Prairie Wolves in Print

—Reviewed by Eric Wendt (’99)

Women on the North American Plains
Edited by Renee M. Laegreid and Sandra K. Mathews

339 pages | Texas Tech University Press | $34

My work on this issue’s cover story (“The Places This Place Has Been,” page 16) illustrated to me the value of this lovely collection of essays compiled and edited by Professor of History Sandra Mathews and Renee Laegreid. To research and write that article, I had to overcome all the little John Waynes and Roy Rogerses whose collective gun smoke clouded my notions of the history of this place.

Where were the seedy saloons, the strutting sheriffs, sod houses and shootouts from University Place’s cowboy days? Couldn’t my research unearth a single no-good horse thief riding an old paint at night down muddy Baldwin Avenue with whiskey on his breath and trouble on his mind?

Truth be told, University Place’s “cowboy days” existed primarily in my movie-addled imagination. In helping to correct those notions, this book joins what Laegreid called a 40-year-old “imperative to challenge the masculine, heroic, individualistic, and mostly all-white perception of the West.”

If we are to truly understand the history of the Great Plains from which Nebraska Wesleyan University would spring in 1887, Mathews, Laegreid and the 16 writers with essays in this comprehensive book contend that Clint Eastwood will simply have to sidle over far enough in our minds to make room for the likes of our own great-grandmothers.

Laegreid and Mathews are methodical and organized in their approach to their vast subject, stretching as it does from Edmonton, Alberta, to the Rio Grande, and from Calgary to Kansas City.

The book’s three parts divide the Great Plains into northern, central and southern regions. Each part progresses chronologically through essays examining women’s roles in the region throughout its habitation.

The essayists here (including NWU’s Sandra McBride (’84)) don’t set out to wax grumpily over centuries of patriarchal disregard for the contributions of women. Instead, they point out that, in some ways, such disregard is a fairly modern phenomenon. In her first chapter, Mathews points to the prominent roles of women and feminine deities in several creation myths from the northern plains. Many of those stories stress the importance of balanced power between the sexes.

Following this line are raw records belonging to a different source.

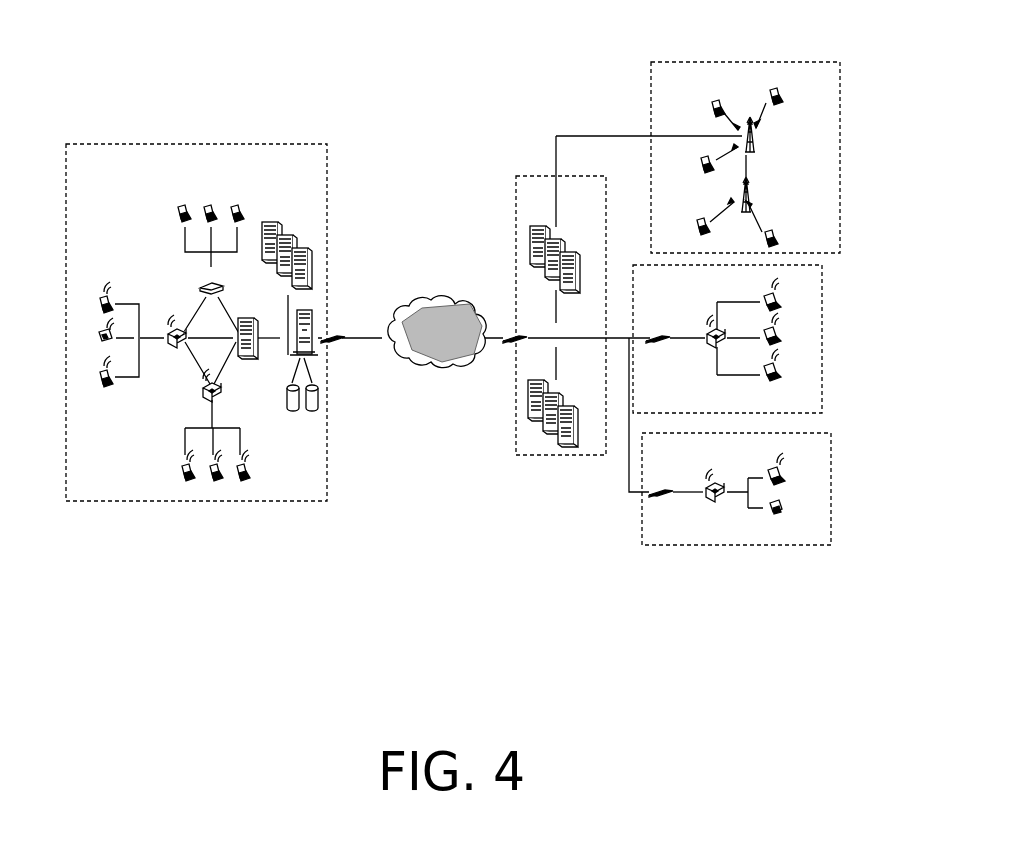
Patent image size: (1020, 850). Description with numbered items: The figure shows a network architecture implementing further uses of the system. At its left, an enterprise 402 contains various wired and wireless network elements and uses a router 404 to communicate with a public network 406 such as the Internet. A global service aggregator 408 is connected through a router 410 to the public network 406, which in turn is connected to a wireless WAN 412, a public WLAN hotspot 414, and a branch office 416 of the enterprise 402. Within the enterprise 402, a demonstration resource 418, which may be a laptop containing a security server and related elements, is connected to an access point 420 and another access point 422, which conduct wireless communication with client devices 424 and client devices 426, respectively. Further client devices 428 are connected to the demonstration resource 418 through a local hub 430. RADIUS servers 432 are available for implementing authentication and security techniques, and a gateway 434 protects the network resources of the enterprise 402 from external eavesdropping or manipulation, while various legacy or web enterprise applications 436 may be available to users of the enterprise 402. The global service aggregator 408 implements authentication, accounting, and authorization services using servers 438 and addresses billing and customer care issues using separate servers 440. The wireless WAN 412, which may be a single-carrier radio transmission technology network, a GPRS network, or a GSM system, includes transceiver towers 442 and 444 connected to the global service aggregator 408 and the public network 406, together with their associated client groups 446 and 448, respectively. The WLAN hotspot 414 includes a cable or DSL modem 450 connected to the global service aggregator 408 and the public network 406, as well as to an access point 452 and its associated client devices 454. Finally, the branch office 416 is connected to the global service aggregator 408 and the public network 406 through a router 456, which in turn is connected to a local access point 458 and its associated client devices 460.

The enterprise 402 is at (195, 144).
The router 404 is at (333, 330).
The public network 406 is at (433, 304).
The global service aggregator 408 is at (514, 178).
The router 410 is at (510, 347).
The wireless WAN 412 is at (840, 157).
The public WLAN hotspot 414 is at (823, 397).
The branch office 416 is at (832, 540).
The demonstration resource 418 is at (238, 358).
The access point 420 is at (170, 308).
The access point 422 is at (201, 385).
The client devices 424 is at (81, 307).
The client devices 426 is at (166, 457).
The client devices 428 is at (167, 226).
The local hub 430 is at (218, 275).
The RADIUS servers 432 is at (300, 238).
The gateway 434 is at (307, 310).
The enterprise applications 436 is at (314, 426).
The servers 438 is at (528, 241).
The servers 440 is at (545, 425).
The transceiver tower 442 is at (758, 142).
The transceiver tower 444 is at (753, 184).
The client group 446 is at (738, 83).
The client group 448 is at (790, 220).
The cable or DSL modem 450 is at (650, 328).
The access point 452 is at (700, 350).
The client devices 454 is at (807, 328).
The router 456 is at (660, 502).
The local access point 458 is at (703, 500).
The client devices 460 is at (795, 485).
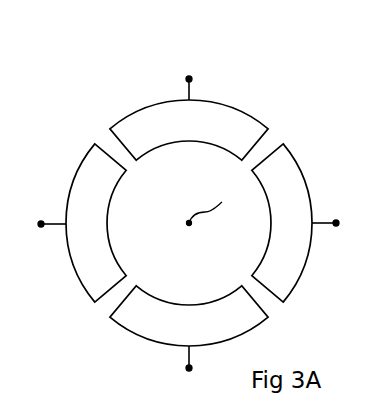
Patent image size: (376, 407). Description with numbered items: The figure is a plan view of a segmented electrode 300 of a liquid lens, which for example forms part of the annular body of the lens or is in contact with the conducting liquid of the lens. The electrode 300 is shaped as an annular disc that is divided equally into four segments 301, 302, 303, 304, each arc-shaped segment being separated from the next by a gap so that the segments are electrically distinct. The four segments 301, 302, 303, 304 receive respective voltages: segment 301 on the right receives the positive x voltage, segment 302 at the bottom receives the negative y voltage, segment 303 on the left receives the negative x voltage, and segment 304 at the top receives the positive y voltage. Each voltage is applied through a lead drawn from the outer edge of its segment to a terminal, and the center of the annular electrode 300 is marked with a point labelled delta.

The electrode 300 is at (94, 93).
The segment 301 is at (292, 180).
The segment 302 is at (146, 325).
The segment 303 is at (90, 193).
The segment 304 is at (140, 128).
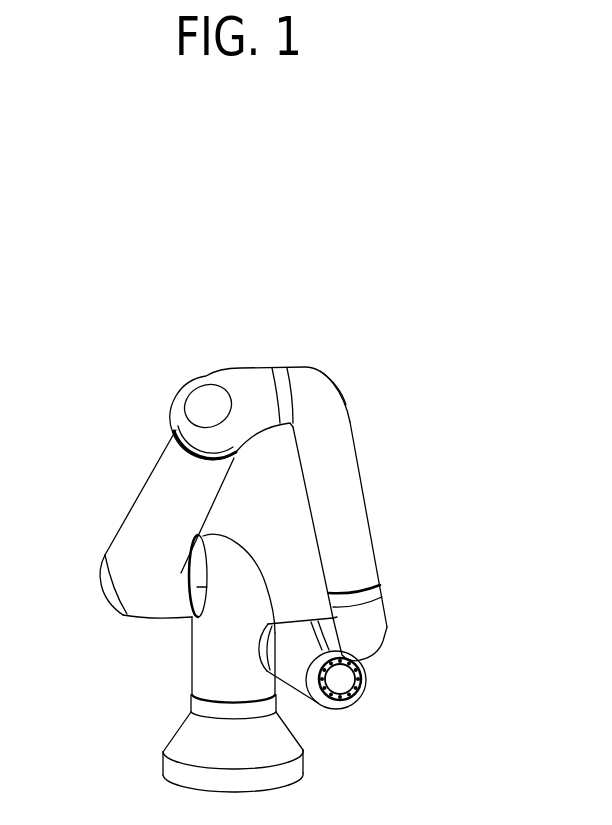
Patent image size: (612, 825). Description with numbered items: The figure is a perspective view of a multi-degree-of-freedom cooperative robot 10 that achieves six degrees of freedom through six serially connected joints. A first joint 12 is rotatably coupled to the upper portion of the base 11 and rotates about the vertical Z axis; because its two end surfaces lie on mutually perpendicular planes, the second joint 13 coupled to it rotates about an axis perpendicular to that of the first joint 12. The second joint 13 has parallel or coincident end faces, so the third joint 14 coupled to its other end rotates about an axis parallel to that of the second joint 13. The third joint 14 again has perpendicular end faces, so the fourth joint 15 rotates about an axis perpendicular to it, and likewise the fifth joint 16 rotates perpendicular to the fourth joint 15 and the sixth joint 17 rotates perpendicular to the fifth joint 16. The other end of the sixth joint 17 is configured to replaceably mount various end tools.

The cooperative robot 10 is at (104, 360).
The base 11 is at (190, 735).
The first joint 12 is at (200, 655).
The second joint 13 is at (143, 501).
The third joint 14 is at (352, 495).
The fourth joint 15 is at (368, 632).
The fifth joint 16 is at (285, 632).
The sixth joint 17 is at (307, 635).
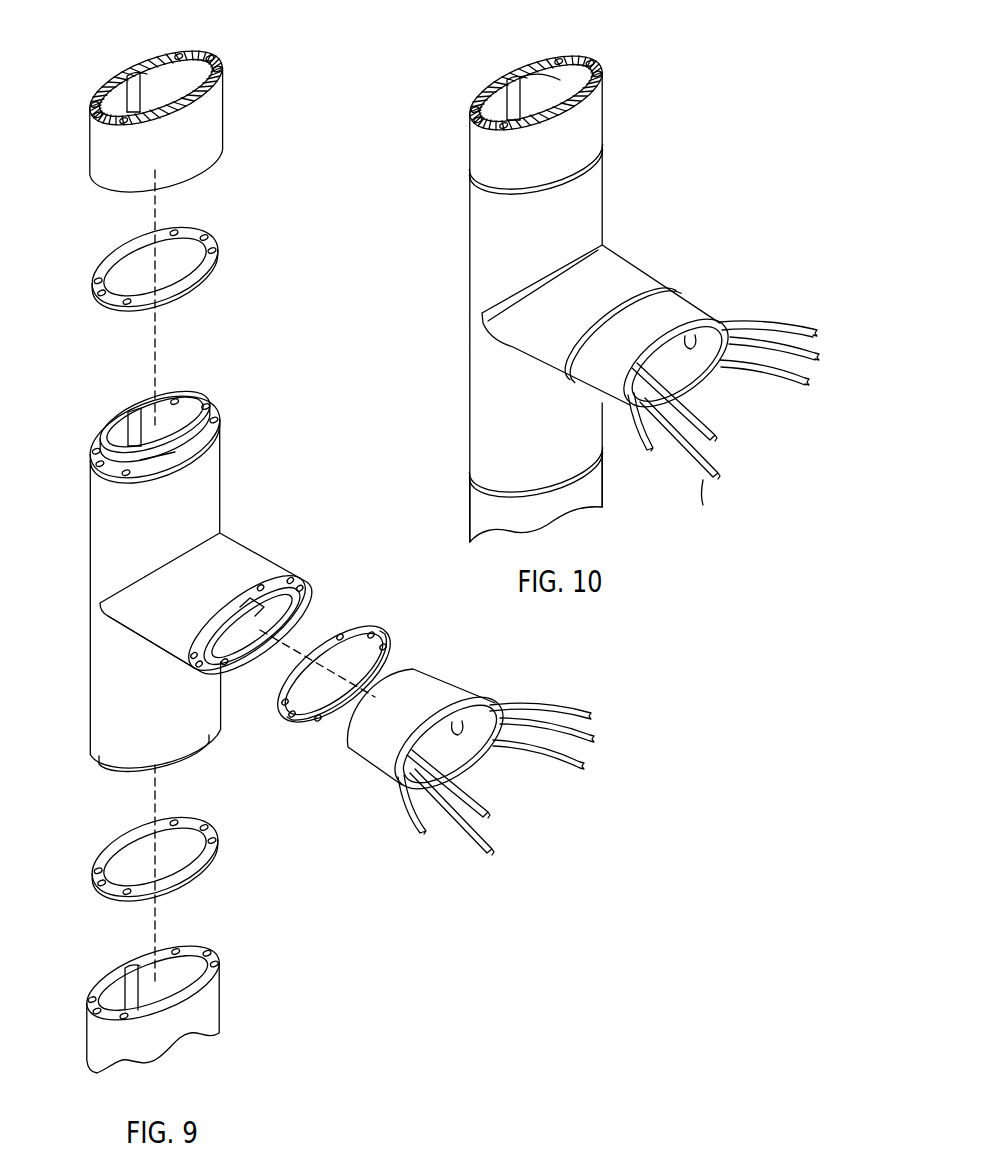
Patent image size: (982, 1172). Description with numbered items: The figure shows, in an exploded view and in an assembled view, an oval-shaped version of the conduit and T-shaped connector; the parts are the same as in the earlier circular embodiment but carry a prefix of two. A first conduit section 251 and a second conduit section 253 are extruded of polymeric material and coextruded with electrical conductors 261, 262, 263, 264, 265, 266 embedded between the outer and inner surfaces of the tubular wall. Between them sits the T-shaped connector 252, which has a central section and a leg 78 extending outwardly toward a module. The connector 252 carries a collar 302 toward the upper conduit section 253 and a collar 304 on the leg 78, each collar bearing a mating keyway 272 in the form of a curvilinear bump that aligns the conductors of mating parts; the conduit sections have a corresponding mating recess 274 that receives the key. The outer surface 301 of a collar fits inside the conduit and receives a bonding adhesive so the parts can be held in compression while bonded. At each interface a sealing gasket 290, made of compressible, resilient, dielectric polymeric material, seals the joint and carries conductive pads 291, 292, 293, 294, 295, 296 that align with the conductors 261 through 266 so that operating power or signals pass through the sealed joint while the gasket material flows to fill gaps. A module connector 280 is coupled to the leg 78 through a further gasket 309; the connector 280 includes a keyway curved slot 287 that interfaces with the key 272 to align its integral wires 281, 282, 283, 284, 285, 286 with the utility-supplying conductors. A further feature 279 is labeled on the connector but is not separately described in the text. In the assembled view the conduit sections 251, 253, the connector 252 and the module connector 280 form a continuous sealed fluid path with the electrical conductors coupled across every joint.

In FIG. 9, the leg 78 is at (162, 623).
In FIG. 9, the conduit section 251 is at (210, 1000).
In FIG. 10, the conduit section 251 is at (578, 487).
In FIG. 9, the T-shaped connector 252 is at (220, 495).
In FIG. 10, the T-shaped connector 252 is at (602, 193).
In FIG. 9, the conduit section 253 is at (210, 122).
In FIG. 10, the conduit section 253 is at (587, 112).
In FIG. 9, the electrical conductor 261 is at (182, 50).
In FIG. 10, the electrical conductor 261 is at (562, 58).
In FIG. 9, the electrical conductor 262 is at (210, 58).
In FIG. 10, the electrical conductor 262 is at (593, 62).
In FIG. 9, the electrical conductor 263 is at (222, 68).
In FIG. 10, the electrical conductor 263 is at (602, 75).
In FIG. 9, the electrical conductor 264 is at (125, 102).
In FIG. 10, the electrical conductor 264 is at (507, 110).
In FIG. 9, the electrical conductor 265 is at (88, 110).
In FIG. 10, the electrical conductor 265 is at (472, 115).
In FIG. 9, the electrical conductor 266 is at (95, 100).
In FIG. 10, the electrical conductor 266 is at (473, 103).
In FIG. 9, the mating keyway 272 is at (130, 410).
In FIG. 9, the mating recess 274 is at (147, 73).
In FIG. 10, the mating recess 274 is at (532, 80).
In FIG. 9, the opening 279 is at (167, 427).
In FIG. 10, the opening 279 is at (553, 85).
In FIG. 9, the module connector 280 is at (375, 750).
In FIG. 10, the module connector 280 is at (676, 362).
In FIG. 9, the wire 281 is at (553, 708).
In FIG. 10, the wire 281 is at (780, 328).
In FIG. 9, the wire 282 is at (585, 738).
In FIG. 10, the wire 282 is at (810, 360).
In FIG. 9, the wire 283 is at (567, 762).
In FIG. 10, the wire 283 is at (793, 383).
In FIG. 9, the wire 284 is at (482, 848).
In FIG. 9, the wire 285 is at (418, 820).
In FIG. 10, the wire 285 is at (640, 442).
In FIG. 9, the wire 286 is at (483, 807).
In FIG. 10, the wire 286 is at (708, 427).
In FIG. 9, the keyway curved slot 287 is at (463, 720).
In FIG. 10, the keyway curved slot 287 is at (690, 336).
In FIG. 9, the sealing gasket 290 is at (117, 252).
In FIG. 10, the sealing gasket 290 is at (497, 187).
In FIG. 9, the conductive pad 291 is at (178, 230).
In FIG. 9, the conductive pad 292 is at (212, 233).
In FIG. 9, the conductive pad 293 is at (220, 247).
In FIG. 9, the conductive pad 294 is at (123, 300).
In FIG. 9, the conductive pad 295 is at (93, 292).
In FIG. 9, the conductive pad 296 is at (92, 272).
In FIG. 9, the outer surface of collar 301 is at (172, 447).
In FIG. 9, the collar 302 is at (197, 393).
In FIG. 9, the collar 304 is at (312, 610).
In FIG. 9, the gasket 309 is at (387, 633).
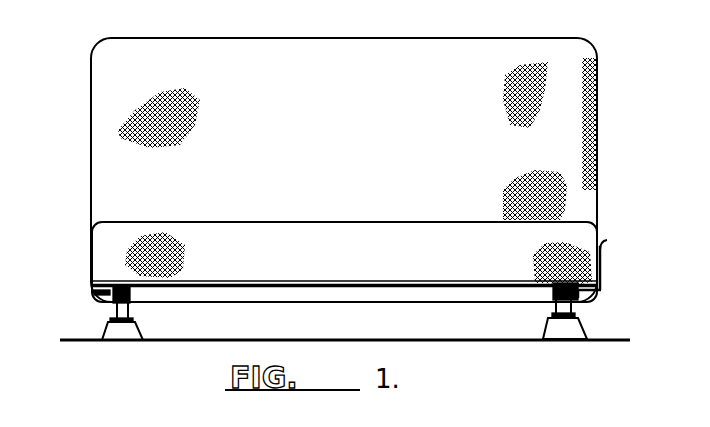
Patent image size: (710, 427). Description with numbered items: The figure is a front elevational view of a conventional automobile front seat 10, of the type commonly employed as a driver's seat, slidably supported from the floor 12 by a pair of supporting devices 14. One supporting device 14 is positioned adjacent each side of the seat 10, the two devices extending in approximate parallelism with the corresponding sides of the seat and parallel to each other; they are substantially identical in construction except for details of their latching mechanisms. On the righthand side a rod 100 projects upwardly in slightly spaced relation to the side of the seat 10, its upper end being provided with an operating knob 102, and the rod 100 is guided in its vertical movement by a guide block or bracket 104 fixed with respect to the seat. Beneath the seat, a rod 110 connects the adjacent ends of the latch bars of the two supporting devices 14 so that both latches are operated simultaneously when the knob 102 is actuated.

The seat 10 is at (352, 147).
The rod 110 is at (346, 290).
The supporting devices 14 is at (137, 311).
The floor 12 is at (492, 341).
The rod 100 is at (603, 256).
The operating knob 102 is at (603, 243).
The guide block or bracket 104 is at (590, 290).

If we are to truly understand the history of the Great Plains… Clint Eastwood will simply have to sidle over far enough in our minds to make room for the likes of our own great-grandmothers.

 

Mathews writes:

[A] Blackfeet story highlights the benefits that come when women and men work together…. “There was once a time when there were but two persons in the world, Old Man and Old Woman.” In the story they come to an agreement on how they would decide the way in which people would live. Old Man said, “‘I shall have the first say in everything.’ To this Old Woman agreed, provided she had the second say”…. Old Woman considered his ideas, then explained why they should be modified. Since she had second say, her modifications became the final word.

Later, Mathews quoted a male Oglala elder “who lived on the plains before the reservation era [and] explained the reciprocal nature of gender relations, saying, ‘It is well to be good to women in the strength of our manhood because we must sit under their hands at both ends of our lives.’”

In the same manner, it’s good for us to populate our image of this region’s past, not with our movie stars, but with our ancestors. They are the men and women who gave us a future at one end of our lives. They are also the ones who will one day adopt us into the past at the other.

If you desire a clear picture of our predecessors on these American plains, Mathews’ book is an excellent place to put your focus.